Paul Matthijs (born 5 October 1976) is a Dutch professional football manager and former player who is the head coach of Vierde Divisie club Be Quick 1887.

==Playing career==
Matthijs started his football career with VV Actief, before joining FC Groningen. On 20 August 1997, Matthijs made his debut against FC Volendam as a substitute in the 80th minute. Then, he was only 20 years old. After three seasons playing regularly for FC Groningen, AZ Alkmaar signed him. His time at AZ was not successful, and after a disappointing season, he returned to Groningen. In the 2005–06 Eredivisie season, he also reached European football with his side. He left Groningen in 2009 to join Eerste Divisie team BV Veendam.

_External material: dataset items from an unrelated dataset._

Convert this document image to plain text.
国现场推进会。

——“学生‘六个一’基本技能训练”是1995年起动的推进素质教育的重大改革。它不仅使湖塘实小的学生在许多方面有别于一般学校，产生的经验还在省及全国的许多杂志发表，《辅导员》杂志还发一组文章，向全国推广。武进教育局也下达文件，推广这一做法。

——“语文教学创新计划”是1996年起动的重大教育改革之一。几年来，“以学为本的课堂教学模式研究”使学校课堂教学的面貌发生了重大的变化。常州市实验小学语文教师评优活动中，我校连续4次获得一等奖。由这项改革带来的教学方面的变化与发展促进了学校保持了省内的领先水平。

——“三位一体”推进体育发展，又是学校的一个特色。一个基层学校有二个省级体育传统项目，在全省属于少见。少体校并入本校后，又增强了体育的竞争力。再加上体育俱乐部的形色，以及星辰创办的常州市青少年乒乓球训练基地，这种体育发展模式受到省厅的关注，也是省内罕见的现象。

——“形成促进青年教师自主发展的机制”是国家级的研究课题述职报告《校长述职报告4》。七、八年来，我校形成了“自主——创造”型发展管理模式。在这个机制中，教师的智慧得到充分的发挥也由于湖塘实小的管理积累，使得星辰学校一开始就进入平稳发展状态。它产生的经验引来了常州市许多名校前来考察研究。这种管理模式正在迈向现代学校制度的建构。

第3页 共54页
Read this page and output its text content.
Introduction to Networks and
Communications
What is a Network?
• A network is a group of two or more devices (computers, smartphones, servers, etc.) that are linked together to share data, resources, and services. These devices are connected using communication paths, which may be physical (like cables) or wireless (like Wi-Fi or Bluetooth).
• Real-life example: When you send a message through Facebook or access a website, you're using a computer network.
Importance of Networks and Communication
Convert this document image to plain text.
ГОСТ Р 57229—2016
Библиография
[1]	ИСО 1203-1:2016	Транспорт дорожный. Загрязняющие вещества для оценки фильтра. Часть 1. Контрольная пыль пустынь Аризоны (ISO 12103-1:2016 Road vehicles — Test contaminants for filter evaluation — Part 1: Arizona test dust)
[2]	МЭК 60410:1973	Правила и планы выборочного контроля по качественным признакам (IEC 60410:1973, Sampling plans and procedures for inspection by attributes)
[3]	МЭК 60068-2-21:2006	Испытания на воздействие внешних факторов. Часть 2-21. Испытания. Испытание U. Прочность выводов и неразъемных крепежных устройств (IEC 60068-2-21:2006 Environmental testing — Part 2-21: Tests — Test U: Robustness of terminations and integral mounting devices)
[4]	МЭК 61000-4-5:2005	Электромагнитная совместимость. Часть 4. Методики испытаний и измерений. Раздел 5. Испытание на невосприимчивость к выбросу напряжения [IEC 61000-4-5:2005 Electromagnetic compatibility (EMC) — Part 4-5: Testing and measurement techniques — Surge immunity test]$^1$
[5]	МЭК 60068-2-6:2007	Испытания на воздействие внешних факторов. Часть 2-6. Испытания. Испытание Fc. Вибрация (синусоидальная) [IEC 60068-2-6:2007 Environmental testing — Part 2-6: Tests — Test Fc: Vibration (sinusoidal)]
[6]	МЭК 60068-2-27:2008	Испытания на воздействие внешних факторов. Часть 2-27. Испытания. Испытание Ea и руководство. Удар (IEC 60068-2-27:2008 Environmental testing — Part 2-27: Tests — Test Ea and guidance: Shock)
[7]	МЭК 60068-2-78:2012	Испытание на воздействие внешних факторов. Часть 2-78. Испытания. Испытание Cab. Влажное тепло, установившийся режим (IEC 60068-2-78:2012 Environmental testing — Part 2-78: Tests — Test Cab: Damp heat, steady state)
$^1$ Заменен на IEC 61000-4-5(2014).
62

On 6 May 2010 Matthijs signed a contract for FC Edmonton, a new club preparing to enter the North American second division in 2011. After playing for the team during its 2010 exhibition season he signed a new contract with Edmonton for the 2011 season, its first in the North American Soccer League, on 28 February 2011. He made his debut for Edmonton on 7 May 2011, in a game against the Atlanta Silverbacks. The club released Matthijis on 12 October 2011 after the conclusion of the 2011 season.

==Coaching career==
Matthijs became a youth coach for Groningen after retiring from playing, coaching various youth levels between 2013 and 2022. As coach of the under-17 team, he led them to the national title in 2019.

On 1 February 2023, Matthijs was appointed manager of Vierde Divisie club Be Quick 1887, starting from the 2023–24 season.